Lest this picture sound so full of gloom, I actually am pleased that throughout most of this winter, I have been especially mindful and attentive to the darkness I carry in my soul at this time of year. I have actually been more able to sit with my deep feelings and let them be. My life feels richer because of that, and I move onto the next moment or experience, more freely. I have practiced mindfulness more regularly in these dark days, and feel deep solace as a result. Much as I dislike winter, I believe I have truly felt winter this year. I am grateful for this time to go inward; to be a little more silent; to be kinder to myself. This personal presence with my winter feelings and experiences has in fact made me more receptive and joyous in response to the little rays of light that have come my way.
The winter blues have been a time for introspection, and have allowed me connection to my own tenderness.
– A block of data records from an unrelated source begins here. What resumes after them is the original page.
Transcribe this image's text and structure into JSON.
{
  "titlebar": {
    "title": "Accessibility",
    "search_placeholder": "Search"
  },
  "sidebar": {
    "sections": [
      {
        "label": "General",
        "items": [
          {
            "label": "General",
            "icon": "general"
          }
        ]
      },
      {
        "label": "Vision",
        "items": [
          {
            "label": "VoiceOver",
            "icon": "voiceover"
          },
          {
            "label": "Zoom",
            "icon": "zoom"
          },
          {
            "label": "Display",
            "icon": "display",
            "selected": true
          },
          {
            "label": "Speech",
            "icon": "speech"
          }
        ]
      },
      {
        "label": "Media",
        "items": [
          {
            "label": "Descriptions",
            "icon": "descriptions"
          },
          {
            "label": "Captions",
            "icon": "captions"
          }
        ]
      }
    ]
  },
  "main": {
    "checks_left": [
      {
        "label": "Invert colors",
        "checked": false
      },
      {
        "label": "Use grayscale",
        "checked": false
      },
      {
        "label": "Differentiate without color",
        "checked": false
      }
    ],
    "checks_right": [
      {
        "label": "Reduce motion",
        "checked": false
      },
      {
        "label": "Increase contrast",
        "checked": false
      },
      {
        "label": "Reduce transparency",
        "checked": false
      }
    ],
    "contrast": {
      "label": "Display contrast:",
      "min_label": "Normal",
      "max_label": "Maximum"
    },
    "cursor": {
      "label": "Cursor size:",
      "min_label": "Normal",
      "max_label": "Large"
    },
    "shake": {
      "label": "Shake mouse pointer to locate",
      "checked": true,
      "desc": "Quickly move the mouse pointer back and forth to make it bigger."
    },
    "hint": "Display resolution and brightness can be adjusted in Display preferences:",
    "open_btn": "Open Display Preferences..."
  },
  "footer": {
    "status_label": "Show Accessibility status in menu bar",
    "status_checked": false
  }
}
I have been graced by several different mindful experiences: a tea party with loved ones where we got to share in precious and rare time together; seeing how people celebrate Valentine’s Day – with or without a partner – focusing mostly on the joy of love freely shared; I have seen clients who are bereaved in one way or another, move courageously into the next phase of their lives and take on meaningful projects; I have watched the movie “Inside – Out” again and smiled through tears at it’s simplicity and truth; I have listened to Lynne Twist and Tammy White talk about money and finding true prosperity, when one is able to confront the faulty principles of scarcity and more is better; I have read Mindful Work by David Gelles and been inspired by all the ways our work lives can be made better with bringing mindfulness into the work place; I listened to some Wisdom 2.0 past recordings which try to bridge mindfulness and presence, with our technology in today’s busy world; I found a lovely exercise for touch, breathing and intimacy for couples from Sheila Rubin’s website who deals so sensitively with shame and its shadow in our lives. These are just a few of the little lights in the darkness I have found throughout this winter time, that I share with you. Just enough light to help me move through my own challenging times and to move toward putting workshops and courses together for the spring. I am working hard on developing materials that will be helpful to people and bring mindfulness into everyday life.